Kandahar mayor killed by suicide bomber with explosives in turban

Taliban suspected, though Karzai ally may have been victim of grudge over destruction of illegally built homes

Afghan insurgents appeared to continue their assassination campaign against key public figures on Wednesday with the killing of the mayor of Kandahar.

Ghulam Haider Hamidi was targeted by a suicide bomber who got into the municipality compound in Kandahar City with explosives concealed under his turban.
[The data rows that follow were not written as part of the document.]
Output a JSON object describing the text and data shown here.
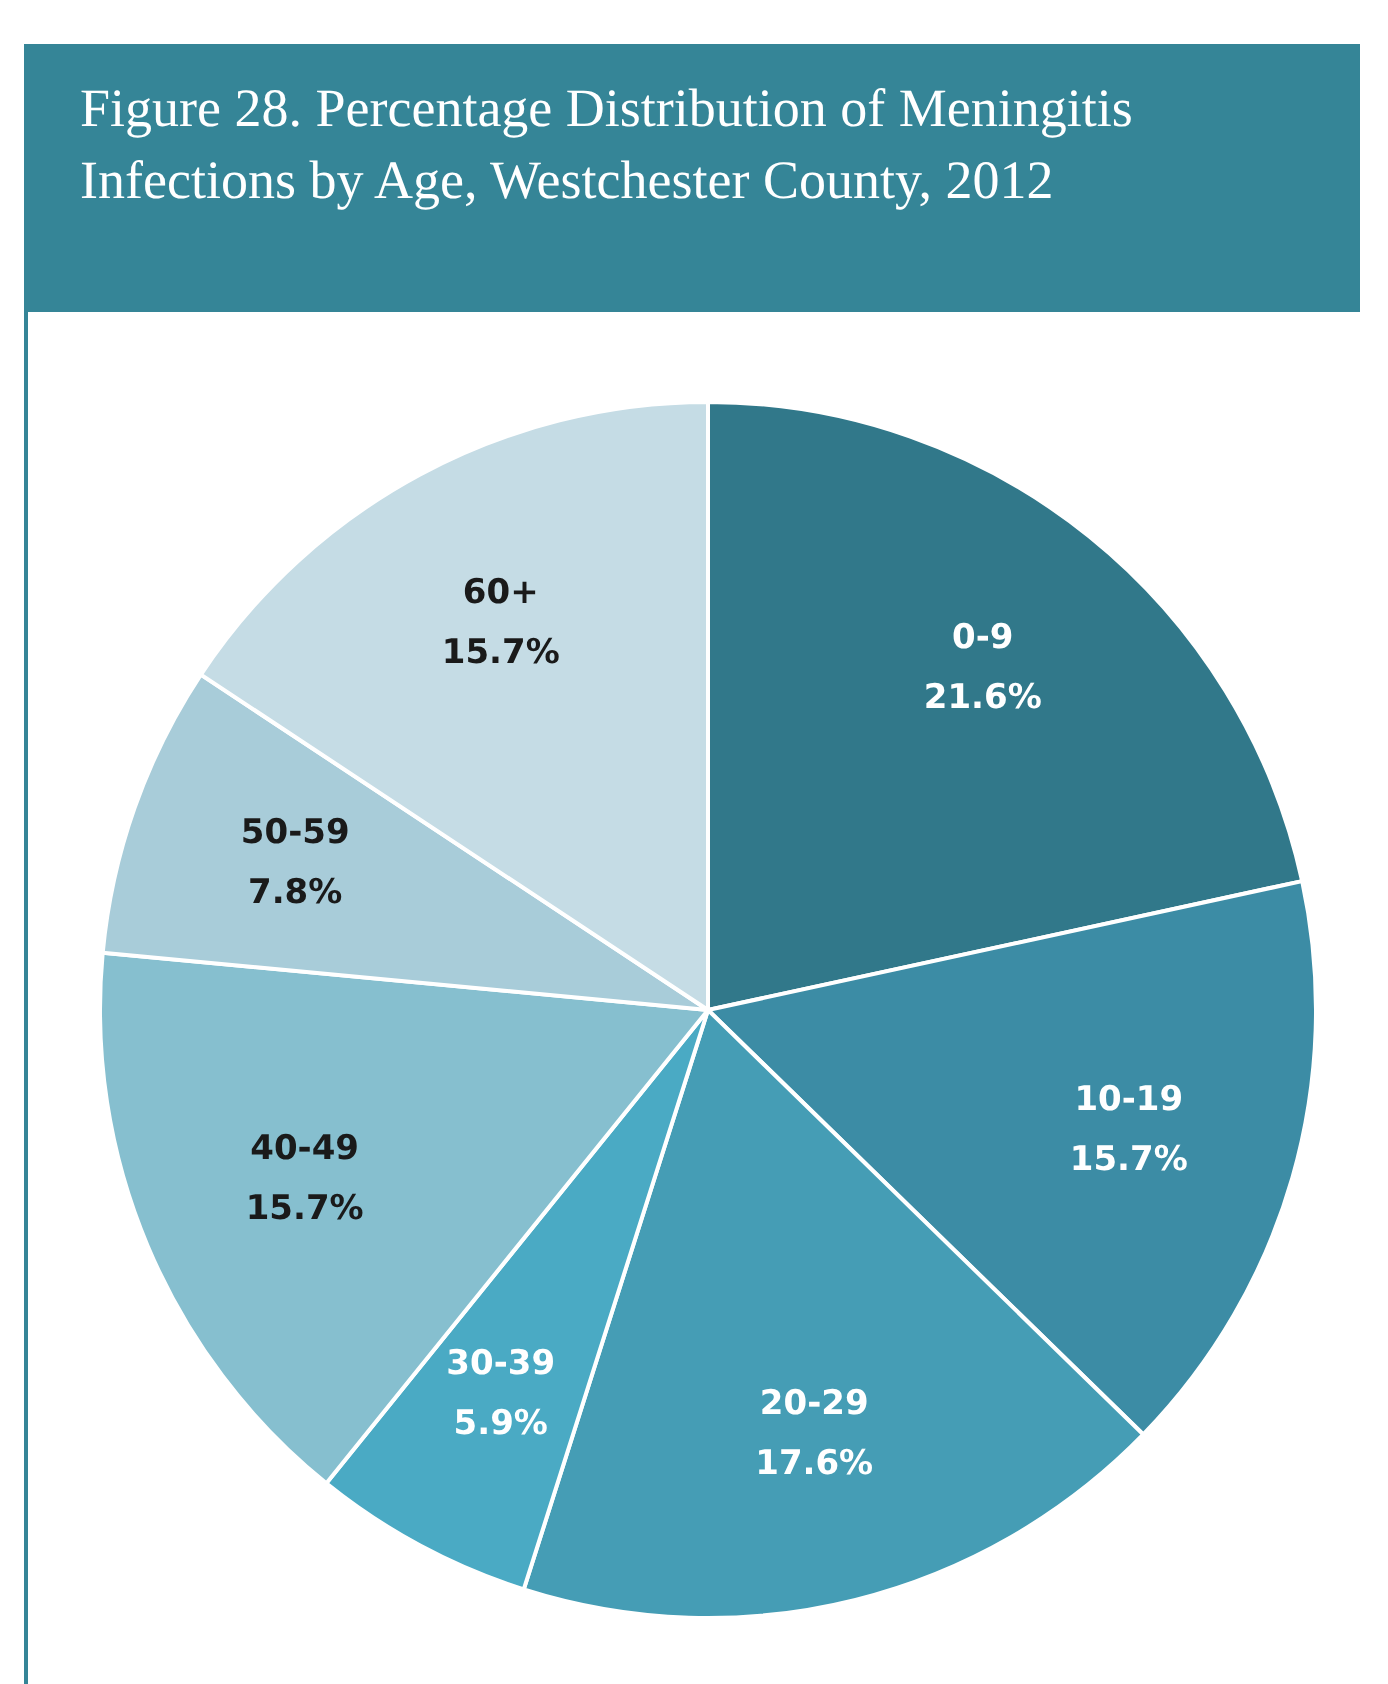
{
  "chart_data": {
    "type": "pie",
    "title": "Figure 28.  Percentage Distribution of Meningitis Infections by Age, Westchester County, 2012",
    "categories": [
      "0-9",
      "10-19",
      "20-29",
      "30-39",
      "40-49",
      "50-59",
      "60+"
    ],
    "values": [
      21.6,
      15.7,
      17.6,
      5.9,
      15.7,
      7.8,
      15.7
    ],
    "value_labels": [
      "21.6%",
      "15.7%",
      "17.6%",
      "5.9%",
      "15.7%",
      "7.8%",
      "15.7%"
    ],
    "colors": [
      "#31788a",
      "#3c8ca5",
      "#459db5",
      "#4aaac4",
      "#86bfcf",
      "#a8ccd9",
      "#c5dce5"
    ],
    "legend": false
  }
}
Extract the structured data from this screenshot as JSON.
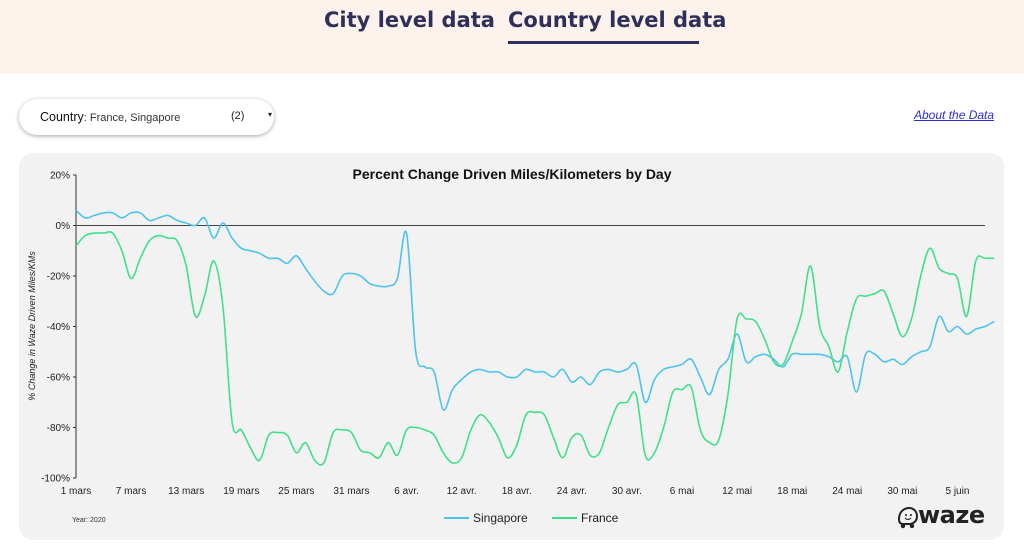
{
  "tabs": {
    "city": "City level data",
    "country": "Country level data"
  },
  "filter": {
    "label": "Country",
    "value": ": France, Singapore",
    "count": "(2)",
    "caret": "▾"
  },
  "about_link": "About the Data",
  "footer": {
    "year": "Year: 2020",
    "logo": "waze"
  },
  "colors": {
    "singapore": "#4fc3f0",
    "france": "#40e08a",
    "zero_line": "#444444"
  },
  "chart_data": {
    "type": "line",
    "title": "Percent Change Driven Miles/Kilometers by Day",
    "xlabel": "",
    "ylabel": "% Change in Waze Driven Miles/KMs",
    "ylim": [
      -100,
      20
    ],
    "yticks": [
      20,
      0,
      -20,
      -40,
      -60,
      -80,
      -100
    ],
    "ytick_labels": [
      "20%",
      "0%",
      "-20%",
      "-40%",
      "-60%",
      "-80%",
      "-100%"
    ],
    "x_start_label": "1 mars",
    "xlim": [
      0,
      99
    ],
    "xticks": [
      0,
      6,
      12,
      18,
      24,
      30,
      36,
      42,
      48,
      54,
      60,
      66,
      72,
      78,
      84,
      90,
      96
    ],
    "xtick_labels": [
      "1 mars",
      "7 mars",
      "13 mars",
      "19 mars",
      "25 mars",
      "31 mars",
      "6 avr.",
      "12 avr.",
      "18 avr.",
      "24 avr.",
      "30 avr.",
      "6 mai",
      "12 mai",
      "18 mai",
      "24 mai",
      "30 mai",
      "5 juin"
    ],
    "legend": "bottom-center",
    "series": [
      {
        "name": "Singapore",
        "color": "#4fc3f0",
        "values": [
          6,
          3,
          4,
          5,
          5,
          3,
          5,
          5,
          2,
          3,
          4,
          2,
          1,
          0,
          3,
          -5,
          1,
          -5,
          -9,
          -10,
          -11,
          -13,
          -13,
          -15,
          -12,
          -17,
          -22,
          -26,
          -27,
          -20,
          -19,
          -20,
          -23,
          -24,
          -24,
          -21,
          -3,
          -50,
          -56,
          -58,
          -73,
          -65,
          -61,
          -58,
          -57,
          -58,
          -58,
          -60,
          -60,
          -57,
          -58,
          -58,
          -60,
          -57,
          -62,
          -60,
          -63,
          -58,
          -57,
          -58,
          -57,
          -55,
          -70,
          -61,
          -57,
          -56,
          -55,
          -53,
          -60,
          -67,
          -57,
          -53,
          -43,
          -54,
          -52,
          -51,
          -53,
          -56,
          -51,
          -51,
          -51,
          -51,
          -52,
          -54,
          -52,
          -66,
          -51,
          -51,
          -54,
          -53,
          -55,
          -52,
          -50,
          -48,
          -36,
          -42,
          -40,
          -43,
          -41,
          -40,
          -38
        ]
      },
      {
        "name": "France",
        "color": "#40e08a",
        "values": [
          -8,
          -4,
          -3,
          -3,
          -3,
          -10,
          -21,
          -13,
          -6,
          -4,
          -5,
          -6,
          -16,
          -36,
          -28,
          -14,
          -32,
          -78,
          -81,
          -88,
          -93,
          -83,
          -82,
          -83,
          -90,
          -86,
          -93,
          -94,
          -82,
          -81,
          -82,
          -89,
          -90,
          -92,
          -86,
          -91,
          -81,
          -80,
          -81,
          -83,
          -90,
          -94,
          -92,
          -81,
          -75,
          -78,
          -84,
          -92,
          -87,
          -75,
          -74,
          -75,
          -84,
          -92,
          -84,
          -83,
          -91,
          -90,
          -80,
          -71,
          -70,
          -67,
          -91,
          -90,
          -80,
          -66,
          -65,
          -64,
          -81,
          -86,
          -85,
          -67,
          -37,
          -37,
          -38,
          -45,
          -54,
          -55,
          -46,
          -35,
          -16,
          -40,
          -48,
          -58,
          -42,
          -29,
          -28,
          -27,
          -26,
          -35,
          -44,
          -37,
          -20,
          -9,
          -17,
          -19,
          -21,
          -36,
          -14,
          -13,
          -13
        ]
      }
    ]
  }
}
The technique was first used earlier this month in a mosque in the city during a memorial service for Ahmed Wali Karzai, a regional strongman and half-brother of the president.

Abdul Manan, a municipality employee, said the mayor had emerged from his office into the garden, where he made a call on his mobile phone.

The assassin grabbed him and detonated the bomb.

"I rushed outside and saw the mayor was lying still on the ground," said Manan. "Another headless body was next to him and the mayor had deep wounds on his face and chest.''

The death of Hamidi will raise further concerns about whether military gains by the US military in the Kandahar region, particularly in districts adjoining the city, will be undermined by the remorseless killing of top public figures.

The death comes weeks after the killing in their homes of two powerful politicians in the south: Ahmed Wali Karzai and Jan Mohammad Khan, an ally of the Karzai family and a key figure in neighbouring Uruzgan province. In April, Kandahar's police chief was killed by a suicide bomber who entered police headquarters.

A recent UN report said "targeted killings" had increased in the first half of 2011 from an already high level. Assassination attempts had caused 43 injuries and 190 deaths a 5% increase on the same period in 2010.

"Every death piles on top of the other and leads to a sense of demoralisation, that nobody is safe," said Martine van Bijlert, co-director of the Afghanistan Analysts Network.

"Previously these attacks were carried out when the targets were o! n the mo ve, either in their cars or on the way to the mosque or somewhere else where they were vulnerable. But now we have this recent development where assassins are able to enter secure areas and target people there."

Hamidi, an Afghan-American who worked as an accountant in the US for 20 years, was nowhere near as politically important as Ahmed Wali Karzai. Although Karzai held an elected position as the head of the provincial council, he was a powerbroker who wielded enormous power through his control of the war economy.

US strategy in the south has been to try to build the influence of formal institutions and government officials against such informal "malign actors". Hamidi held an official position but was also very much part of the Karzai family network in the south, to which he owed his job. It had been rumoured that he might take the lead role in the province after the killing of Ahmed Wali.

As well as being a target of insurgents attempting to weaken the government in any way possible, Hamidi had made plenty of enemies among businessmen and power brokers who felt excluded from war economy contracts, projects and other get-rich schemes that have largely benefited the extended Karzai family and its tribal allies.

The fact that the Taliban's spokesmen were relatively slow to claim credit for the assassination prompted speculation that his killing could be the result of a personal grudge.

Hamidi was attacked in some quarters over the Aino Minna development, a somewhat surreal US-style suburb on the edge of Kandahar City. In part developed by Mahmoud Karzai, one of the Afghan president's controversial brothers, the scheme has been criticised for being built on land once owned by the ministry of defence that was sold cheaply after intense lobbying, some from Hamidi.

At the time of his assassination Hamidi's office was surrounded by around 100 protesters, furious at the municipality's destruction of houses built illegally on government land in recent days in the Loy Wala a! rea of K andahar.

One protester, Hajji Lal Mohammad, said the mayor had sparked outrage in the community where the houses were destroyed, apparently killing two children.

"They destroyed 200 houses and two children were killed," he said. "When I saw the bulldozers I also wanted to kill the mayor."

The governor of Kandahar, Toryalai Wesa, warned the "land mafia" who illegally occupy land that "you might be happy that the mayor is gone but we will stand and we will destroy illegal houses".

Although a statement by the governor's office seemed to suggest that the land issue was the reason the mayor had been killed, the governor said it was too early to say who was responsible and that the killing was being investigated.